Blacktail Ponds, Grand Teton National Park – A Turning Point Photograph by Ansley West Rivers
(This is the story behind the photograph—a glimpse into the moment, the process, and the vision that brought it to life.)
For years, Ansley West Rivers was too intimidated to shoot here.
The Grand Teton landscape felt too famous, too complete. She lived just 30 minutes away but never took a serious photo in the park. So many great photographers had been there before her. What more could she add Then, in 2020, something changed.
The photo she made at Blacktail Ponds became a turning point.
It was the first time she allowed herself to photograph a place that scared her. Not because of danger, but because of the weight of history behind it. She didn’t want to repeat what others had done. She wanted to make something new. This is the story of how she did it and what it taught her about photography.
In the spring of 2020, the world felt quiet. The COVID lockdowns had emptied even the busiest places. Grand Teton National Park in Wyoming, usually full of hikers, campers, and tourists, stood nearly silent. For photographer Ansley West Rivers, who lived just 30 minutes away in Victor, Idaho, this stillness opened a door she had once thought closed.

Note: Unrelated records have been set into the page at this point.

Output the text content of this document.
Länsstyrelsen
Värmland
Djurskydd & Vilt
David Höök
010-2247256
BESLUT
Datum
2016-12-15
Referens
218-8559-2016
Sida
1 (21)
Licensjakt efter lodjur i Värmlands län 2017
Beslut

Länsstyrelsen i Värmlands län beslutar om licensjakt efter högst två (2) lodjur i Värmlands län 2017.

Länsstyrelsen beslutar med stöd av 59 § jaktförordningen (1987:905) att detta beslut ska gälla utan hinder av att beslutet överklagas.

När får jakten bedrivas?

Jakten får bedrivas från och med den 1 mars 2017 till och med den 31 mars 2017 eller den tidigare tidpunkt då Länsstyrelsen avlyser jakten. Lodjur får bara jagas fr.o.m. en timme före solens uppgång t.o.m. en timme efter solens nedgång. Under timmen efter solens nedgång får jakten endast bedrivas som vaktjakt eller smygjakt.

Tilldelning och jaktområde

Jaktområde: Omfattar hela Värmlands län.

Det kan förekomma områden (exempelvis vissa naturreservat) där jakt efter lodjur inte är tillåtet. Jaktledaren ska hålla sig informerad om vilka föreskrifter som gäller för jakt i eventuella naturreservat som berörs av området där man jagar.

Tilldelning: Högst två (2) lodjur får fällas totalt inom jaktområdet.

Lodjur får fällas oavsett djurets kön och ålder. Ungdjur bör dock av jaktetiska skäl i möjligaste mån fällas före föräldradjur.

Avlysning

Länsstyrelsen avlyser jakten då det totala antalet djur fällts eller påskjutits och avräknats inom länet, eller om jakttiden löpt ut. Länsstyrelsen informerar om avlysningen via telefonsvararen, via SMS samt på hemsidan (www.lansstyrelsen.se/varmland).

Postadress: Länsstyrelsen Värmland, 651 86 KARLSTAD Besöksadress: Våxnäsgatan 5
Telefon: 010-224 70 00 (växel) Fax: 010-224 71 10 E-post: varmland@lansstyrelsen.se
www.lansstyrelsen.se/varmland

“I have been living in Victor, Idaho for three or four years before this,” she said. “And I live 30 minutes from the park… but before this, I had never really been able to photograph in the park.”

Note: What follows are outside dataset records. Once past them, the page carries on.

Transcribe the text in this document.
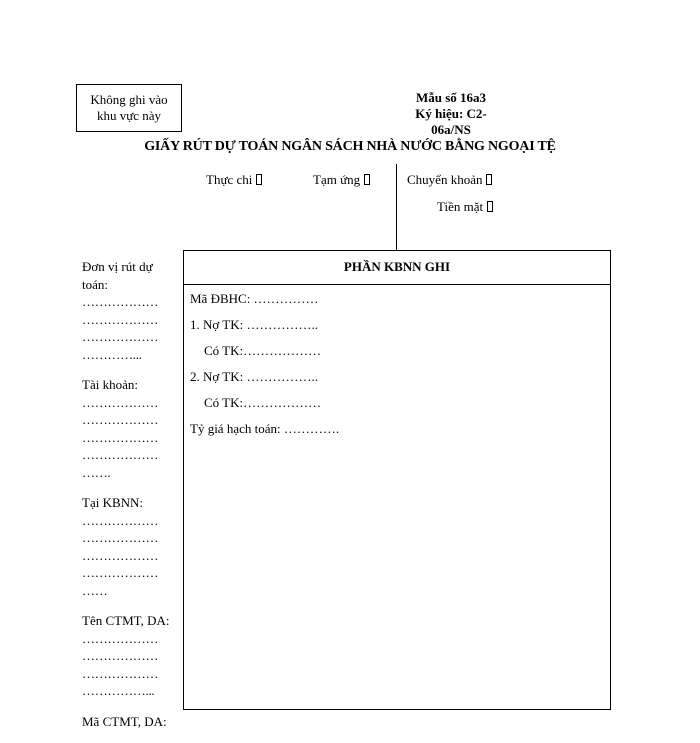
Không ghi vào
khu vực này
Mẫu số 16a3
Ký hiệu: C2-06a/NS
GIẤY RÚT DỰ TOÁN NGÂN SÁCH NHÀ NƯỚC BẰNG NGOẠI TỆ
Thực chi	Tạm ứng	Chuyển khoản
Tiền mặt
PHẦN KBNN GHI
Mã ĐBHC: ……………
1. Nợ TK: ……………..
Có TK:………………
2. Nợ TK: ……………..
Có TK:………………
Tỷ giá hạch toán: ………….
Đơn vị rút dự toán:
………………
………………
………………
…………...
Tài khoản:
………………
………………
………………
………………
…….
Tại KBNN:
………………
………………
………………
………………
……
Tên CTMT, DA:
………………
………………
………………
……………...
Mã CTMT, DA:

Even though she had spent years skiing, floating rivers, and camping in the Tetons, something had always stopped her from making photographs there.
“I think the ghost of Ansel Adams and so many great photographers before me just didn’t allow me to. I felt that somebody had already made work there and they made it better.”
The history of Grand Teton in American photography is heavy. Ansel Adams’s iconic image of the Snake River had made the landscape almost untouchable. For a long time, Ansley felt like anything she captured would only be a copy.
But then came the pandemic. With roads closed to cars, she and her children biked into the park, alone.
“It was a really magical way to experience the park without people. And it really inspired me to now make work in the park. I could build upon that conversation.”
The photo she made at Blacktail Ponds was her first in Grand Teton. The moment mattered. She stood close to where Adams had once made his famous shot, but she wasn’t there to imitate. She wanted to see the place with her own eyes and show it in a new way.
“So this was a really big turning point for me,” she said. “This was the first photograph I shot in Grand Teton National Park. You know, how could I build on this? I thought I wanted to make a totally new image of a very familiar place.”
Her image doesn’t shout. It invites you in. It feels both familiar and strange. Many who see it, even those who know the park well, ask: “Where is this?” That mystery is part of what makes it powerful.
“It’s a place where a lot of people fly fish… it’s right near the airport where a lot of people are flying in. So this was a very challenging photograph for me and the first time I allowed myself to shoot very iconic American landscapes.”
That permission to finally make her own image in a place full of legends was the real moment she captured.